There are several different traditions regarding the tying of Tzitzit that divide as Ashkenazi, Sephardic and Yemenite. These traditions do not include the wearing of Tekhelet, for which there are different traditions laid down in Jewish Law. The most widely recognized tradition is the Ashkenazi tradition and below is a guide to tying and wrapping Tzitzit strings in accordance with Ashkenazi Jewish tradition. Ashkenazi tradition in regards to Tzitzit generally follows the Rabbi Shlomo Yitzchaki, who was known as Rashi and is widely considered to be one of the greatest commentators on both the Written and Oral Laws. According to Rashi, the Tzitzit strings are tied with double knots that separate four groups of coiled string that include groups of 7, 8, 11 and 13 coilings. Chassidic Jews tend to follow the opinion of Rabbi Yitzchak Luria who is also known as the Arizal. However, because the opinion of Rashi is more widespread, that style of tying Tzitzit strings appears below:

Ashkenazi Tzitzit Tying and Knots Guide

Standard Ashkenazi

When you open a pack of Tzitzit strings, there will be four extra long strings and twelve short strings. Each set of strings should consists of a long string and three shorter strings. When slid through the holes in the corners of the Tzitzit, they double and become the eight strings that are required by Jewish law.

Take one long string and three of the shorter strings and slide them through the hole on the first corner. Make sure the three shorter strings are of equal length. It is important to make sure the strings are of an equal length to prevent confusion and accidentally using one of the shorter strings rather than the long string for wrapping the coilings around the Tzitzit.

Once the strings are equal, take the strings in to two groups of four and tie a double knot using all of the strings. Then take make sure the strings are still in two groups of four. Next, take the longest string and move it aside while you gather the remaining strings into groups of four and three strings. Take the long strand and wrap it around the remaining strings seven times while making sure to keep the strings in groups of two. Once you’ve reached seven, take all of the strings into two groups of four and tie another set of double knots.
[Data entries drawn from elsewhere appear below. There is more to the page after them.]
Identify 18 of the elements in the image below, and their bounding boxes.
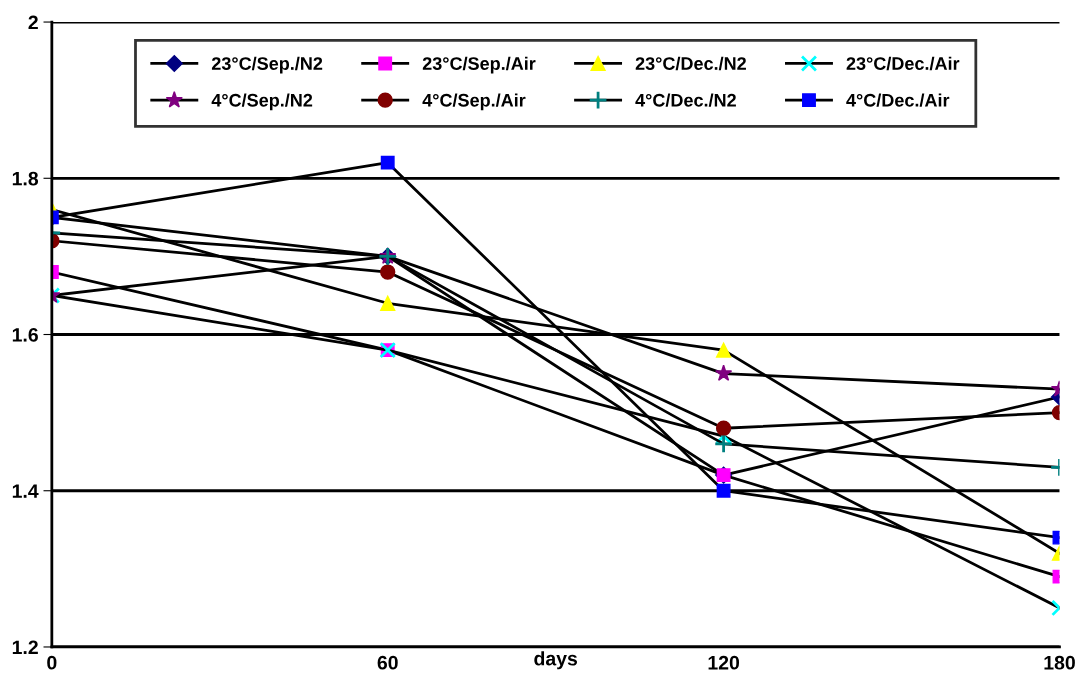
x-axis-title: days bbox=[534, 651, 578, 670]
legend-label: 4°C/Dec./Air bbox=[846, 93, 950, 107]
legend-label: 23°C/Sep./N2 bbox=[211, 56, 323, 74]
legend-label: 4°C/Sep./Air bbox=[422, 93, 526, 111]
x-tick-label: 60 bbox=[377, 655, 398, 670]
legend-label: 4°C/Dec./N2 bbox=[635, 93, 736, 107]
y-tick-label: 1.6 bbox=[12, 327, 38, 342]
y-tick-label: 1.2 bbox=[12, 640, 38, 655]
x-tick-label: 180 bbox=[1044, 655, 1075, 670]
legend-label: 23°C/Dec./Air bbox=[846, 56, 960, 71]
legend-label: 23°C/Sep./Air bbox=[422, 56, 536, 74]
y-tick-label: 1.8 bbox=[12, 171, 39, 186]
legend-label: 4°C/Sep./N2 bbox=[211, 93, 313, 111]
y-tick-label: 1.4 bbox=[12, 484, 39, 498]
y-tick-label: 2 bbox=[28, 15, 38, 30]
x-tick-label: 0 bbox=[47, 655, 57, 670]
legend-label: 23°C/Dec./N2 bbox=[635, 56, 746, 71]
x-tick-label: 120 bbox=[708, 655, 740, 670]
Repeat the process above while making sure to wrap the long string eight, eleven and thirteen times around the small strings and separatin each set of coilings from the next with a set of double knots. When you are finished, the strings should look like the image below.

For a live tutorial, please click here.

Sephardic Tzitzit Tying and Knots Guide

Sephardic tradition has two distinct methods of tying Tzitzit strings – one based on the opinion of Rabbi Joseph Karo and the other following the ruling of Maimonides that is mostly followed by Yemenite Jews. However, the number of strings used to tie Tzitzit – four long strings that become eight when tied to the garment – as used in the Ashkenaz and Chabad traditions.

In terms of the knots and coiling, regular Sephardic tradition has double knots in between wrapped sections in groups of 10, 5, 6 and 5. There is an additional double knot set in between the first group and the Tzitzit garment itself. The reason for the number of coils is that the number of coils adds up to 26, which is the name numerical value as the four letter name of G-d. Yemenite tradition has thirteen groups of three coils that is then pulled through the strings to create an innovative knot. Below is a short guide to tying Sephardic Tzitzit.

Note: Sephardic Tzitzit Tradition is generally more complex to tie in comparison to the Ashkenazi tradition. We recommend consulting the videos below for a visual guide.

Standard Sephardic

The standard pack of Tzitzit strings includes four extra long strings and twelve short strings, which are then divided into four groups of one long string and three shorter strings. When pulled through the holes located at each corner of the Tzitzit, they double and become eight strings, which is the number stipulated by Jewish Law.

To begin tying, take the first group of strings and pull them through the hole you choose to work with first. Make sure that the three shorter strings – which are now six – are equal in length. The final string – the longer string that is known as the Shamash – should be same length as the short strings on one side. There should then be two groups of four strings.

The first step is to tie a double knot using all of the strings as if they were two cords. Once you’ve done this, keep the strings in a group of four strings and a group of three strings. Then take the long string and wrap it around the shorter strings and then bring it back underneath the wrapped coil. This will create a series of extra coils on each string. Repeat this process until you have reached 10 coils. Then add the long string to the small group of strings and tie a double knot.

Repeat the process above for each of the subsequent sections on the Tzitzit, but make sure to only coil in groups of five, six and five.


Yemenite strings make use of the same number of strings as used in other traditions. However, the method of tying is complex.

The first steps when tying Yemenite tradition Tzitzit is to create four groups of four strings, with one long string and three shorter strings. Then, similar to other traditions, take the first group and pull it half way through the hole on the corner of the Tzitzit to create eight strings with one much longer than the others that are the same length.

Take the long string and wrap it around the other strings three times and then pull it back through the coil. This will keep the strings in place and serves as a knot. Then coil two more times and then pull the string back through to lock those strings in place. Repeat this process 12 more times, wrapping three times and pulling the long string back through after each group to lock the coils in place.